Diferente de doenças como gonorreia, que apresenta uma secreção branca na uretra, e da sífilis, que em estado inicial denota uma lesão no órgão genital, existem infecções sexualmente transmissíveis assintomáticas. O homem pode ser um transmissor delas sem saber, pois “ele coloca a mão, apalpa e não está inflamado. Não há sintoma algum de que está com uma lesão, mas a realidade é diferente da aparência”, explica Hallak. É o caso do HPV, por exemplo. De acordo com ele, o índice de contato por relações sexuais é muito elevado e por isso o uso de preservativo é essencial. “Existem estudos que mostram claramente que uma ingestão aguda, acima de 5 doses de álcool por dia, está associada ao sexo não seguro. Assim, é uma associação muito grande na época do carnaval.”
Entre os métodos contraceptivos, o preservativo masculino, utilizado por 12,9% dos casais pesquisados, é distribuído gratuitamente – Foto: Rovena Rosa/Agência Brasil
A camisinha também precisa ser utilizada no sexo oral e anal, duas situações de que pouco se fala. “Eu sei que é difícil, menos prazeroso. Mas sexo oral no homem tem que ser aliado da camisinha. Tem várias doenças que são passíveis por meio da boca. Transmissão de HPV, clamídia ou outras infecções que vão estar latentes por muito tempo.” Quanto ao sexo anal, o especialista destaca a existência de bactérias habituais do trato digestivo: “Elas vão se alojar na cabeça do pênis, em uma cavidade chamada de fossa navicular; depois, colonizarão toda a uretra e chegarão na próstata, vesícula seminal e ducto aferente (local da vasectomia) até que contaminem os testículos.
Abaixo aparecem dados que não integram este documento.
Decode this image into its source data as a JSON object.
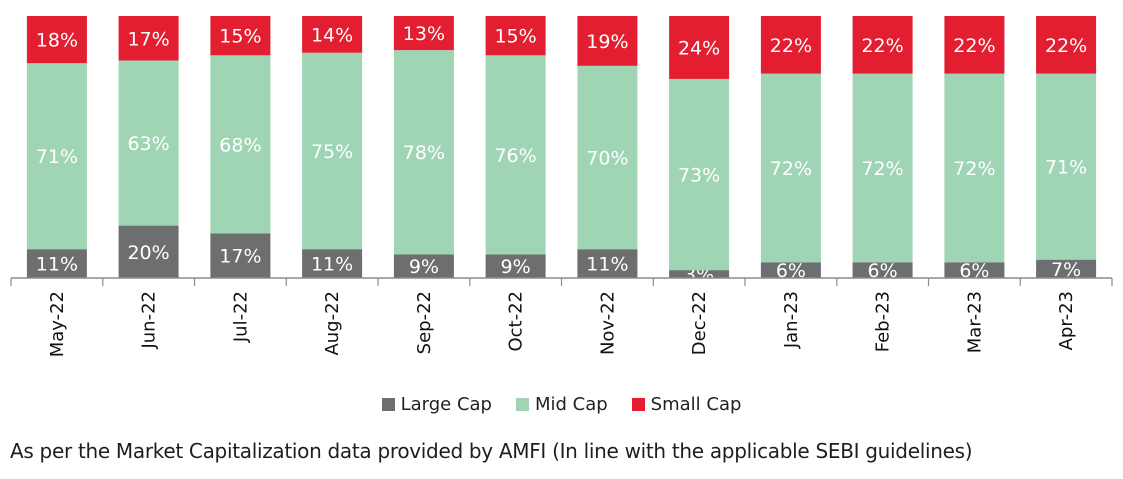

Isso é muito sério e muito mais comum do que as pessoas imaginam.”
Hallak cita um exemplo não muito incomum: indivíduo sedentário, que fuma cigarro e ingere álcool ou drogas de maneira constante, tem um estresse de trabalho enorme aliado e dorme mal à noite. “Esse homem vai começar a ter uma queda de hormônio masculino ao redor dos 40 anos, muito antes dos 72 anos de que se falava antigamente.” A preocupação consiste no fato de que indivíduos muito jovens estão apresentando baixos níveis de hormônio.

De acordo com o médico, a andropausa, termo que faz analogia à menopausa feminina, se popularizou, mas não tem um motivo fisiológico. “Na mulher sim: [a baixa produção de hormônios] acontece de forma mais ou menos abrupta, em que chega na fase dos 50 anos e ela para de produzir hormônios. Diferentemente, o homem possui uma série de influências que determina a queda da testosterona.” Como motivos, há o estresse, ingestão indevida de álcool e falta de exercícios físicos. 

Esses fatores têm que ser colocados na mesa de um andrologista, que vai dar um tratamento para esse indivíduo. Alguns sintomas da andropausa  são parecidos com depressão, como irritabilidade e falta de sono. No Brasil, há uma alta prescrição de testosterona e antidepressivos como solução. “Mas é como dar um peixe sem ensinar a pescar. Não se pode ficar apenas na base do medicamento, pois é um sucesso temporário. A ideia é que o homem dependa menos do medicamento e consiga criar hormônios próprios novamente”, explica Hallak.

Pode ser difícil mudar essa situação, porque os homens não costumam procurar auxílio médico. “Os sintomas não acontecem de forma abrupta. Quando finalmente procuram ajuda, estão numa fase avançada da doença.” Por fim, o especialista destaca: “O indivíduo masculino precisa procurar urologista e andrologista de maneira rotineira para criar um vínculo com o médico e fazer a checagem de modo adequado.”